All of these thoughts seem to be thoughts of an older person. Someone who is maybe just finishing college perhaps, but after talking to a mother of a five year old diabetic girl I began to realize something - these future questions don't appear in our twenties they are in us as early as five, at least. This mom had explained to me that she showed a picture of her friend when she was younger to her daughter and told her that she also had type 1 diabetes. Instead of feelings of hope - her daughter replied back to her, "is she dead now?"

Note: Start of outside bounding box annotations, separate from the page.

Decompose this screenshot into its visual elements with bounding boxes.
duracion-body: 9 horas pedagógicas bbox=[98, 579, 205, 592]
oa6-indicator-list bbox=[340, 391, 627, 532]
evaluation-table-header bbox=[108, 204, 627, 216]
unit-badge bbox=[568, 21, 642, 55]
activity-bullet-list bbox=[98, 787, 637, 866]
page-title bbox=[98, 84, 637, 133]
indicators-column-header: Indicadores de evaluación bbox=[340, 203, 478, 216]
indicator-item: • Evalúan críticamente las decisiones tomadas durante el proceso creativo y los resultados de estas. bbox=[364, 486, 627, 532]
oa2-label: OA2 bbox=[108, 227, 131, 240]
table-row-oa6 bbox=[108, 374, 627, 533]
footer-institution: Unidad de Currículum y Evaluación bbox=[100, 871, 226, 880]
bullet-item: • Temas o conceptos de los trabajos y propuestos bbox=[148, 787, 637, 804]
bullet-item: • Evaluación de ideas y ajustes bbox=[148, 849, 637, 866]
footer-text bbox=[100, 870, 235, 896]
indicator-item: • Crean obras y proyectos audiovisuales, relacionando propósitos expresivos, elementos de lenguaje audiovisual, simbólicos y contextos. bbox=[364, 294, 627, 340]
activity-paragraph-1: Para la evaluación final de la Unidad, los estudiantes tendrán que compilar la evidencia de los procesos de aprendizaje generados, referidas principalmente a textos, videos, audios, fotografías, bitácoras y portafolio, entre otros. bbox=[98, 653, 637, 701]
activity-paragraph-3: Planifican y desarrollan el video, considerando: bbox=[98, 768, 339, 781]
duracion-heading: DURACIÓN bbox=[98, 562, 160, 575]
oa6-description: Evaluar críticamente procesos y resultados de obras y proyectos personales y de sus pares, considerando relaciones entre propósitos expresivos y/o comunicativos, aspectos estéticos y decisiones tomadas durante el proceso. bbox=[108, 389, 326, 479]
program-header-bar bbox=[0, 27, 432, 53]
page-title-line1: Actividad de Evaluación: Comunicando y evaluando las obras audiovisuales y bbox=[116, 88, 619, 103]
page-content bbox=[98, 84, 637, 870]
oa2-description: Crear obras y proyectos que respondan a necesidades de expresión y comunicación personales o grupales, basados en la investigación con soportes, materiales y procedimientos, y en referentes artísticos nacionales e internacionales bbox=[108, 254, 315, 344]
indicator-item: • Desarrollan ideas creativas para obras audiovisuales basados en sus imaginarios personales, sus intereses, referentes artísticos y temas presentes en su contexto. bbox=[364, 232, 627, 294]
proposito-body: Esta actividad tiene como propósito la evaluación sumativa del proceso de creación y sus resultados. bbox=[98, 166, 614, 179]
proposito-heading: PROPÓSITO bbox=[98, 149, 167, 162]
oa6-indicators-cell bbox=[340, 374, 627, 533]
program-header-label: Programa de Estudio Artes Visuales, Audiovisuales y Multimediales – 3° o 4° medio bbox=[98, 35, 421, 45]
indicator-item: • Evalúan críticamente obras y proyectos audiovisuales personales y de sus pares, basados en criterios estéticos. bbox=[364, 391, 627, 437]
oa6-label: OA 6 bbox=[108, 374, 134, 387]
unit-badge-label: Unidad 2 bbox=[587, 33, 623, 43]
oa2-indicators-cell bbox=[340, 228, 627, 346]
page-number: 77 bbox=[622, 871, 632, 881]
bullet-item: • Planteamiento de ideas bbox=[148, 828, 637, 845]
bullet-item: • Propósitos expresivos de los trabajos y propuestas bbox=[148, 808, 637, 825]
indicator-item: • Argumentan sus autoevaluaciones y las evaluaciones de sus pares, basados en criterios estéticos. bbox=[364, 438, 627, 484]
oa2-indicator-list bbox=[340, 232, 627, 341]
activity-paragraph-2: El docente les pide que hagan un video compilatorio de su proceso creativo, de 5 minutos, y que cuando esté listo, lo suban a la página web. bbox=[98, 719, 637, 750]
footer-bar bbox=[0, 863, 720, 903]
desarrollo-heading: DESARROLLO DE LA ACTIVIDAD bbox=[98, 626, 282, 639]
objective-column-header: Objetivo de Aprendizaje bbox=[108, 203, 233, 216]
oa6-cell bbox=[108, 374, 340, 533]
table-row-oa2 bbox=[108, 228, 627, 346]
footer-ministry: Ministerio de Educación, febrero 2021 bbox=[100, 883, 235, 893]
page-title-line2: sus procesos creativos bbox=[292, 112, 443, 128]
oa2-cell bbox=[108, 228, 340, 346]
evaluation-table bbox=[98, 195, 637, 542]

The mother of the diabetic told me how heart broken she was when her daughter replied with that. I am sure she did not expect to hear anything like that come from her five year old's mouth. But that's what happened and we cannot deny the things that we say or think. To be honest, this broke my heart as well. I cannot even imagine what it would be like to hear those words come from a child and mostly because it appears that she feels as if having diabetes is something with bad consequences. It's hard to think that that is what type 1 children are even thinking about.
It's hard to know what individually our futures hold. As much as I try to live in the present I find myself on many occasions drifting to thoughts about my future - but luckily not truly thinking about my life span. It's with great hope that we see a cure in our future, but until then day by day we have to keep physically, mentally and emotionally strong.